刑事事件のご相談ならお気軽にお問い合わせ下さい/刑事弁護相談室

判決での量刑はどのようにして決まりますか? 


どの犯罪も,その犯罪に見合った刑罰が定められています。
例えば,殺人罪では死刑又は無期もしくは5年以上の懲役刑,傷害罪では15年以下の懲役又は50万円以下の罰金と定められています。

これを法定刑といいます。
実際の刑事裁判では,その法定刑の範囲内で,その事件の犯情,つまり犯行に至る経緯,犯行動機,犯行態様,結果,社会に与えた影響などと,一般情状,つまり反省の程度,身上経歴,前科前歴の有無,被害弁償の有無,被害感情,事実上及び社会上の制裁の有無,生活環境の整備の有無,再犯の可能性の有無などを考慮し,過去の同種事件での量刑相場をも斟酌しながら,刑の種類を選定し,刑期が量定されます。 

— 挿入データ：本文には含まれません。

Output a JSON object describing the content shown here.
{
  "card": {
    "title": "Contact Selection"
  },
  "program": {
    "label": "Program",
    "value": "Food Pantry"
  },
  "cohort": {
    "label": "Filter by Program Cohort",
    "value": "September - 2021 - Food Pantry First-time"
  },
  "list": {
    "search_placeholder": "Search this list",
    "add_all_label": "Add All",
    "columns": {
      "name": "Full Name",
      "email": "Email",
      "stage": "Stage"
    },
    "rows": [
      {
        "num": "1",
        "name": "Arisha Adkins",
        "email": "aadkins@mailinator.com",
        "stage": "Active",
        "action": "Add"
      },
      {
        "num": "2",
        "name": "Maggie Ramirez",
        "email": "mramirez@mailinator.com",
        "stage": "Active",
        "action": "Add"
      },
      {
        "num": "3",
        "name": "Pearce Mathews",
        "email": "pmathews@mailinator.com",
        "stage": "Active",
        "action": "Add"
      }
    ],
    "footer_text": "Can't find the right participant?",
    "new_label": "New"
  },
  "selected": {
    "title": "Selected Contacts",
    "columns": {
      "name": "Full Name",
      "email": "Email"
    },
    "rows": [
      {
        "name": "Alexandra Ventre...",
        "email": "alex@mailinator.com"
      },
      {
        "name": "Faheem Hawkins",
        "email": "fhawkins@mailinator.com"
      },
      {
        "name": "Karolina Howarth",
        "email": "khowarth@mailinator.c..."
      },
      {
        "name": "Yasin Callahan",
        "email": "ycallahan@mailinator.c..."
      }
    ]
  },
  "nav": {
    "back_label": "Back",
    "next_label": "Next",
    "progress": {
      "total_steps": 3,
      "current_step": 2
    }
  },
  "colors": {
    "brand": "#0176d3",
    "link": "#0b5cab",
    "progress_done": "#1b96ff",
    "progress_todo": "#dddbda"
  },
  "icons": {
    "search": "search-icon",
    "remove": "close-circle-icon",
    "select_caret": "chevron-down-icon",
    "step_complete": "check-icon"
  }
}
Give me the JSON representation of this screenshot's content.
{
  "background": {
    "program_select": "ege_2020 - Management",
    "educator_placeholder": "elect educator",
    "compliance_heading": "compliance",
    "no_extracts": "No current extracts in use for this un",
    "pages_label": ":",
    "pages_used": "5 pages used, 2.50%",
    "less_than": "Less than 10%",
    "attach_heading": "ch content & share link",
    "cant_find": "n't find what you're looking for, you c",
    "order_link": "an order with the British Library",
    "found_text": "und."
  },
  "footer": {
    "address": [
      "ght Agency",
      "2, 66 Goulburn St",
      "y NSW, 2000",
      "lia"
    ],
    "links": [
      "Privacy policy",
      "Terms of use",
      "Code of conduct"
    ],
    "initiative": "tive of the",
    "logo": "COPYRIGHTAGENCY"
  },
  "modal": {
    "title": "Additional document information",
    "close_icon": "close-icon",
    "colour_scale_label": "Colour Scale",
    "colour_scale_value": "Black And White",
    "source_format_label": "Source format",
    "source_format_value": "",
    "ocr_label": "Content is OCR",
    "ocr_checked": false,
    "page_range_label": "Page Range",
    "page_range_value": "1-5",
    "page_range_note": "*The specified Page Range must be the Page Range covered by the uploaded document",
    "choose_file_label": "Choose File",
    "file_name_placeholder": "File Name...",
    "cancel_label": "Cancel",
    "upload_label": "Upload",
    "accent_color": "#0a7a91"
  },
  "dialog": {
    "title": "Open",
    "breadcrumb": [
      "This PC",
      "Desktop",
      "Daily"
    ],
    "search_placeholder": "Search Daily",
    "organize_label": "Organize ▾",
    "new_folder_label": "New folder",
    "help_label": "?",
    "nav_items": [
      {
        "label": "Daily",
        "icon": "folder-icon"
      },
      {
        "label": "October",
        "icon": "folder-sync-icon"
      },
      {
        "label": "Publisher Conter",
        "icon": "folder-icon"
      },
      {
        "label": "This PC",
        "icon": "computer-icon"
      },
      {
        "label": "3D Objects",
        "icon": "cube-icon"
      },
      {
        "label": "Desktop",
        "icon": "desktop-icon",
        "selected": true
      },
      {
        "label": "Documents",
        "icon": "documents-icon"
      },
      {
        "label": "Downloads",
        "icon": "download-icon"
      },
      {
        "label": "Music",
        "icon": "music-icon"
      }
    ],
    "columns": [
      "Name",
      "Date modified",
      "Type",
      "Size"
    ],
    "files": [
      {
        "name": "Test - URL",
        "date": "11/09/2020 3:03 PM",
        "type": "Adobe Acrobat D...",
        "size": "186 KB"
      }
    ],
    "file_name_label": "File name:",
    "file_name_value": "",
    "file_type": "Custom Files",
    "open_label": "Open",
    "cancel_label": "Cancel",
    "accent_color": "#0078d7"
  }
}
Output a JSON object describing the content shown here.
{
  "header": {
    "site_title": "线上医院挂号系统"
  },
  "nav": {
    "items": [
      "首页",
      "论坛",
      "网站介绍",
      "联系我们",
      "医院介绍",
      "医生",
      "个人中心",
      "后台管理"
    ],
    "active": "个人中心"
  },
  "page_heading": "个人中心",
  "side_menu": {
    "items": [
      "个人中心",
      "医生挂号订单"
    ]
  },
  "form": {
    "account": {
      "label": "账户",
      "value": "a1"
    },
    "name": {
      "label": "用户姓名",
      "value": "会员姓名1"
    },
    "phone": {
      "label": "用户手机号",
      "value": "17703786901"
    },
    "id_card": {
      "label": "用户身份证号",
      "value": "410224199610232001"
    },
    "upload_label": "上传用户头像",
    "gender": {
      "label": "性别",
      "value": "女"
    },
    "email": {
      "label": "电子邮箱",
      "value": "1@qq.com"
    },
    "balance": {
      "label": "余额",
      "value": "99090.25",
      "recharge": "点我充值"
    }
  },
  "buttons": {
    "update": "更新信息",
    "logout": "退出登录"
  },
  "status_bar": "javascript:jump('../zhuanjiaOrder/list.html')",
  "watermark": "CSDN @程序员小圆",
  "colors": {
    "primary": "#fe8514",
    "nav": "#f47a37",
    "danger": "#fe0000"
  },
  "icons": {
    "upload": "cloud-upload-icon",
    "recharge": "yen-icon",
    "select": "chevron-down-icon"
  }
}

被告人にとって,最も軽い刑は罰金刑であり,次に有期懲役刑です
有期懲役刑であっても執行猶予が付されれば,直ちに刑務所に服役することを猶予されます

そして,猶予期間中に再び犯罪を犯して懲役刑に処せられることなく無事執行猶予期間が経過すれば,刑の宣告がなかったことになります。
したがって,被告人にとって,実刑になるか執行猶予刑になるかは,天と地ほどの差があります。 

執行猶予が付されるには,有期刑の量刑が3年以下でなければなりません。
執行猶予期間は,2年から5年までの間で事案に応じて定められます。 

また,判決の量刑は検察官の求刑を参考にして判断されます。
一般的に,検察官の求刑の8掛けが判決の量刑だといわれています

もちろん,検察官の求刑が軽すぎるときは,裁判官は,求刑より重い量刑を言い渡すこともあります。 
一概には言えませんが,検察官の求刑は,8月,10月,1年,1年6月,2年,2年6月,3年,3年6月,4年,5年・・刻みであり,求刑が3年6月とか4年以上の場合は,検察官は執行猶予ではなく実刑を強く求めているといえます。 

一方裁判官が執行猶予判決を言い渡すときは,量刑は求刑どおりとすることが多いといえます。
また,量刑が求刑の半分に削られたときは,検察部内で控訴するかどうか審議の対象にされますので,裁判官は,求刑の半分まで下げた量刑を言い渡すことは少ないといえます。